I don't know of a matching algorithm, but I don't think it would be that difficult to work one out. Given any one solution, you can derive another solution by selecting four corners of a rectangular region of your grid, increasing two diagonal corners by some value and decreasing the other two by that same value. The range for that value will be constrained by the lowest value of each diagonal pair.

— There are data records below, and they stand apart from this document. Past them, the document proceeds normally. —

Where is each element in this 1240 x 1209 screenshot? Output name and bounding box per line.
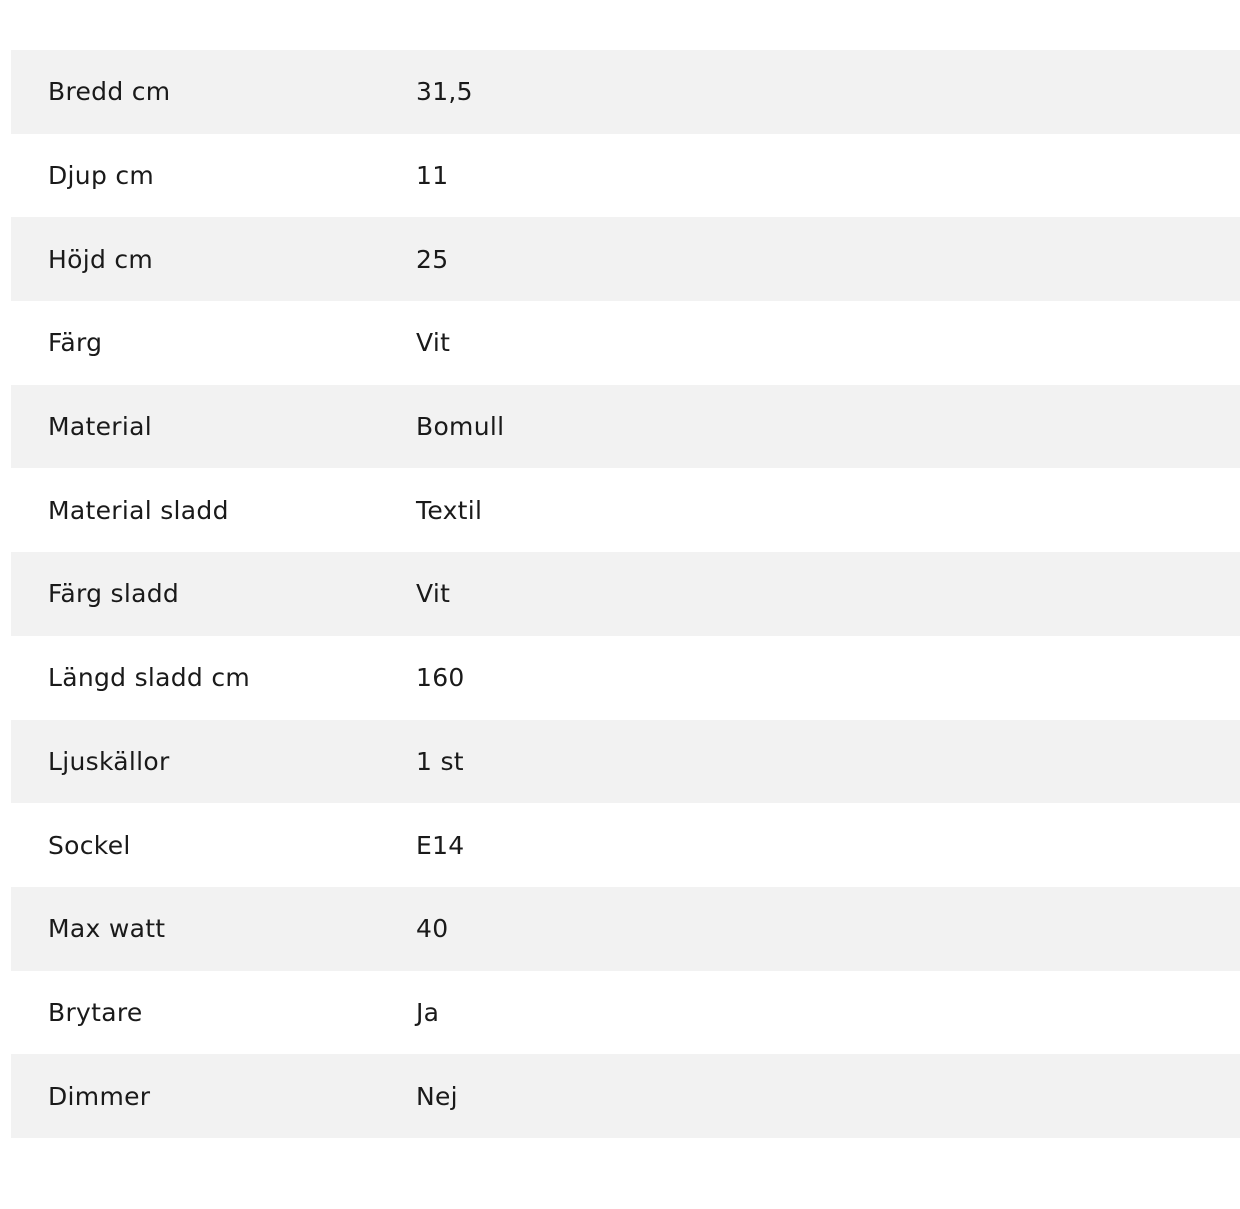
spec-label: Material sladd	[48, 495, 229, 525]
spec-label: Max watt	[48, 914, 166, 944]
spec-row-socket	[11, 803, 1240, 887]
spec-value: 1 st	[416, 746, 464, 776]
spec-value: 31,5	[416, 77, 473, 107]
spec-value: 25	[416, 244, 449, 274]
spec-label: Djup cm	[48, 161, 155, 191]
spec-row-material	[11, 385, 1240, 469]
spec-value: Vit	[416, 579, 451, 609]
spec-label: Färg	[48, 328, 103, 358]
spec-value: Bomull	[416, 412, 505, 442]
spec-row-dimmer	[11, 1054, 1240, 1138]
spec-label: Längd sladd cm	[48, 663, 251, 693]
spec-label: Dimmer	[48, 1081, 151, 1111]
spec-row-width	[11, 50, 1240, 134]
spec-value: E14	[416, 830, 465, 860]
spec-label: Bredd cm	[48, 77, 171, 107]
spec-row-cord-material	[11, 468, 1240, 552]
spec-value: 40	[416, 914, 449, 944]
spec-row-height	[11, 217, 1240, 301]
spec-value: Nej	[416, 1081, 458, 1111]
product-spec-table	[11, 50, 1240, 1138]
spec-label: Ljuskällor	[48, 746, 170, 776]
spec-label: Höjd cm	[48, 244, 154, 274]
spec-label: Färg sladd	[48, 579, 180, 609]
spec-row-max-watt	[11, 887, 1240, 971]
spec-value: 11	[416, 161, 449, 191]
spec-row-cord-color	[11, 552, 1240, 636]
spec-value: Vit	[416, 328, 451, 358]
spec-row-light-sources	[11, 720, 1240, 804]
spec-label: Sockel	[48, 830, 131, 860]
spec-label: Material	[48, 412, 152, 442]
spec-value: 160	[416, 663, 465, 693]
spec-row-cord-length	[11, 636, 1240, 720]
spec-value: Ja	[416, 997, 440, 1027]
spec-label: Brytare	[48, 997, 143, 1027]
spec-row-depth	[11, 134, 1240, 218]
spec-row-switch	[11, 971, 1240, 1055]
spec-value: Textil	[416, 495, 483, 525]
spec-row-color	[11, 301, 1240, 385]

If you determine the size of all such ranges, you should be able to multiply them together to determine the total possible solutions.

Assuming you described your grid like a familiar spreadsheet alphabetically for columns, and numerically for rows, you could describe all possible regions in the following list:

A1:B2, A1:B3, A1:C2, A1:C3, B1:C2, B1:C3, A2:B3, A2:C3, B2:C3

For each region, we tabulate a range based on the lowest value from each diagonal corner pair. You can incrementally reduce either pair until a member reaches zero because there's no upper bound for the other pair.

Selecting the first solution of your example, we can derive all other possible solutions using this technique.

   A B C
  ┌─────┐
1 │0 0 1│ sum=1
2 │0 2 0│ sum=2
3 │3 0 0│ sum=3
  └─────┘
   3 2 1 = sums

A1:B2 - 1 solution (0,0,0,2)
A1:C2 - 1 solution (0,1,0,0)
A1:B3   1 solution (0,0,3,0)
A1:C3   2 solutions (0,1,3,0), (1,0,2,1)
B1:C2   2 solutions (0,1,2,0), (1,0,1,1)
B1:C3   1 solution (0,1,0,0)
A2:B3   3 solutions (0,2,3,0), (1,1,2,1), (2,0,1,2)
A2:C3   1 solution (0,0,3,0)
B2:C3   1 solution (2,0,0,0)

Multiply all solution counts together and you get 2*2*3=12 solutions.